In Disney’s movie Encanto, the family is held together by an eternally lit magical candle that keeps them safe and provides each family member a special gift or power. Everyone except the heroine Mirabel. With no tangible powers, Mirabel often feels like an outsider in an extraordinary family. She struggles to find her place and her purpose amongst people who appear to have both. We learn through that the story that what she believes and the reality of how people really feel is very different. We, the audience learn along with Mirabel that while her siblings’ gifts look wonderful, they come at a cost.

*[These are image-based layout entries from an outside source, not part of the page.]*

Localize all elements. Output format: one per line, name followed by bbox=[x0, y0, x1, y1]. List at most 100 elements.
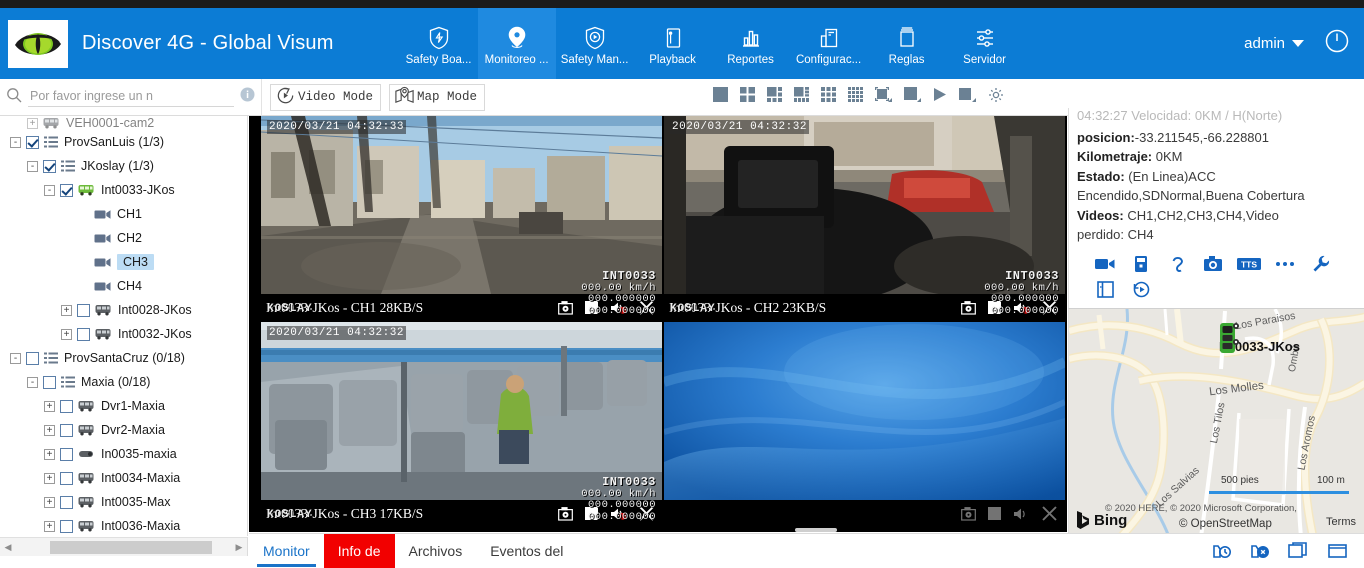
live-video-icon[interactable] bbox=[1087, 251, 1123, 277]
sidebar-horizontal-scrollbar[interactable]: ◀ ▶ bbox=[0, 537, 248, 556]
tree-checkbox[interactable] bbox=[26, 136, 39, 149]
download-failed-icon[interactable] bbox=[1250, 542, 1270, 560]
power-icon[interactable] bbox=[1324, 28, 1350, 59]
expand-toggle-icon[interactable]: + bbox=[44, 401, 55, 412]
nav-item-reportes[interactable]: Reportes bbox=[712, 8, 790, 79]
snapshot-icon[interactable] bbox=[961, 301, 976, 315]
expand-toggle-icon[interactable]: + bbox=[44, 497, 55, 508]
audio-mute-icon[interactable] bbox=[1013, 507, 1030, 521]
tree-node[interactable]: CH4 bbox=[0, 274, 247, 298]
tree-node[interactable]: +Int0035-Max bbox=[0, 490, 247, 514]
video-mode-button[interactable]: Video Mode bbox=[270, 84, 381, 111]
download-task-icon[interactable] bbox=[1212, 542, 1232, 560]
scroll-left-arrow[interactable]: ◀ bbox=[0, 542, 16, 553]
info-icon[interactable] bbox=[240, 87, 255, 107]
history-playback-icon[interactable] bbox=[1123, 277, 1159, 303]
tree-node[interactable]: -ProvSantaCruz (0/18) bbox=[0, 346, 247, 370]
hscroll-track[interactable] bbox=[16, 541, 231, 554]
hscroll-thumb[interactable] bbox=[50, 541, 212, 554]
scroll-right-arrow[interactable]: ▶ bbox=[231, 542, 247, 553]
expand-toggle-icon[interactable]: + bbox=[44, 449, 55, 460]
video-cell-3[interactable]: 2020/03/21 04:32:32 KOSLAY INT0033 000.0… bbox=[261, 322, 662, 527]
tree-node[interactable]: +VEH0001-cam2 bbox=[0, 116, 247, 130]
tree-checkbox[interactable] bbox=[26, 352, 39, 365]
tree-checkbox[interactable] bbox=[60, 184, 73, 197]
tree-node[interactable]: +Int0036-Maxia bbox=[0, 514, 247, 536]
layout-1plus7-icon[interactable] bbox=[794, 87, 809, 107]
tree-checkbox[interactable] bbox=[43, 376, 56, 389]
bus-marker-icon[interactable] bbox=[1217, 321, 1239, 360]
snapshot-icon[interactable] bbox=[558, 507, 573, 521]
nav-item-reglas[interactable]: Reglas bbox=[868, 8, 946, 79]
expand-toggle-icon[interactable]: + bbox=[61, 329, 72, 340]
tree-checkbox[interactable] bbox=[77, 304, 90, 317]
user-menu[interactable]: admin bbox=[1244, 35, 1304, 52]
bing-logo[interactable]: Bing bbox=[1075, 510, 1127, 530]
nav-item-safety-management[interactable]: Safety Man... bbox=[556, 8, 634, 79]
expand-toggle-icon[interactable]: + bbox=[61, 305, 72, 316]
tree-node[interactable]: +Dvr2-Maxia bbox=[0, 418, 247, 442]
tree-node[interactable]: -Int0033-JKos bbox=[0, 178, 247, 202]
expand-toggle-icon[interactable]: + bbox=[44, 473, 55, 484]
tree-checkbox[interactable] bbox=[60, 520, 73, 533]
collapse-toggle-icon[interactable]: - bbox=[27, 161, 38, 172]
tab-archivos[interactable]: Archivos bbox=[395, 534, 477, 568]
tree-node[interactable]: +Dvr1-Maxia bbox=[0, 394, 247, 418]
tree-node[interactable]: -Maxia (0/18) bbox=[0, 370, 247, 394]
panel-icon[interactable] bbox=[1087, 277, 1123, 303]
map-mode-button[interactable]: Map Mode bbox=[389, 84, 485, 111]
single-window-icon[interactable] bbox=[1328, 542, 1348, 560]
tab-info-de[interactable]: Info de bbox=[324, 534, 395, 568]
tab-monitor[interactable]: Monitor bbox=[249, 534, 324, 568]
tts-icon[interactable]: TTS bbox=[1231, 251, 1267, 277]
tree-checkbox[interactable] bbox=[77, 328, 90, 341]
settings-gear-icon[interactable] bbox=[988, 87, 1004, 108]
layout-4x4-icon[interactable] bbox=[848, 87, 863, 107]
more-icon[interactable] bbox=[1267, 251, 1303, 277]
nav-item-monitoreo[interactable]: Monitoreo ... bbox=[478, 8, 556, 79]
nav-item-configuracion[interactable]: Configurac... bbox=[790, 8, 868, 79]
expand-toggle-icon[interactable]: + bbox=[27, 118, 38, 129]
tree-checkbox[interactable] bbox=[43, 160, 56, 173]
tree-checkbox[interactable] bbox=[60, 424, 73, 437]
expand-toggle-icon[interactable]: + bbox=[44, 521, 55, 532]
tree-node[interactable]: +Int0034-Maxia bbox=[0, 466, 247, 490]
tab-eventos-del[interactable]: Eventos del bbox=[476, 534, 577, 568]
layout-custom-icon[interactable] bbox=[904, 87, 921, 107]
layout-1x1-icon[interactable] bbox=[713, 87, 728, 107]
collapse-toggle-icon[interactable]: - bbox=[10, 137, 21, 148]
stop-all-icon[interactable] bbox=[959, 87, 976, 107]
layout-2x2-icon[interactable] bbox=[740, 87, 755, 107]
video-cell-2[interactable]: 2020/03/21 04:32:32 KOSLAY INT0033 000.0… bbox=[664, 116, 1065, 321]
tree-node[interactable]: CH2 bbox=[0, 226, 247, 250]
windows-icon[interactable] bbox=[1288, 542, 1310, 560]
tree-checkbox[interactable] bbox=[60, 400, 73, 413]
snapshot-icon[interactable] bbox=[558, 301, 573, 315]
layout-1plus5-icon[interactable] bbox=[767, 87, 782, 107]
wrench-icon[interactable] bbox=[1303, 251, 1339, 277]
tree-node[interactable]: +In0035-maxia bbox=[0, 442, 247, 466]
collapse-toggle-icon[interactable]: - bbox=[10, 353, 21, 364]
map-terms-link[interactable]: Terms bbox=[1326, 516, 1356, 528]
device-tree-sidebar[interactable]: +VEH0001-cam2-ProvSanLuis (1/3)-JKoslay … bbox=[0, 116, 248, 536]
tree-node[interactable]: -JKoslay (1/3) bbox=[0, 154, 247, 178]
fullscreen-icon[interactable] bbox=[1042, 506, 1057, 521]
video-cell-4[interactable] bbox=[664, 322, 1065, 527]
tree-node[interactable]: +Int0032-JKos bbox=[0, 322, 247, 346]
tree-node[interactable]: -ProvSanLuis (1/3) bbox=[0, 130, 247, 154]
tree-checkbox[interactable] bbox=[60, 448, 73, 461]
tree-checkbox[interactable] bbox=[60, 472, 73, 485]
nav-item-servidor[interactable]: Servidor bbox=[946, 8, 1024, 79]
listen-icon[interactable] bbox=[1159, 251, 1195, 277]
stop-icon[interactable] bbox=[988, 507, 1001, 520]
collapse-toggle-icon[interactable]: - bbox=[44, 185, 55, 196]
nav-item-playback[interactable]: Playback bbox=[634, 8, 712, 79]
layout-3x3-icon[interactable] bbox=[821, 87, 836, 107]
nav-item-safety-board[interactable]: Safety Boa... bbox=[400, 8, 478, 79]
panel-resize-handle[interactable] bbox=[795, 528, 837, 532]
tree-node[interactable]: CH1 bbox=[0, 202, 247, 226]
play-all-icon[interactable] bbox=[933, 87, 947, 107]
collapse-toggle-icon[interactable]: - bbox=[27, 377, 38, 388]
video-cell-1[interactable]: 2020/03/21 04:32:33 KOSLAY INT0033 000.0… bbox=[261, 116, 662, 321]
snapshot-icon[interactable] bbox=[1195, 251, 1231, 277]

Luisa has the gift of a strength-every donkey, and every chore is on Luisa’s shoulders. She confides to Mirabel that she doesn’t always feel that strong and that sometimes she just isn’t ok. Isabella can conjure flowers and beauty just by breathing-but she too confides that the pressure of being perfect is a burden and that she wishes she could be free to make mistakes.
Encanto has been dissected by critics far more insightful than me. As a family counselor, the message that resonated with me about Encanto is the message of the family as its own character. The family Madrigal has gotten stuck in the old narrative and in old family roles. The Abuela’s unresolved story and fear were holding the family back from the growth and change it needed. It took Mirabel acknowledging and exposing the cracks for the healing to begin.
I want to suggest one way to bind our family together is to see where our wounds show up in our parenting. Were you the Luisa, the Isabella, the Bruno, or the Mirabel? Each character represents a gift but with each gift comes the belief that we must fulfill a role in the family to be worthy of love. What stories mold the way you see your role in the family? What stories shape the way you see your children?
Finally, I urge you to be mindful of what stories we tell about each other. Does one child get labeled the klutz, the smart one, or the easy one? Notice changes in each other. Allow your family to grow, allow the story of yourself to change. When the foundation is strong the doors and windows can freely open and close.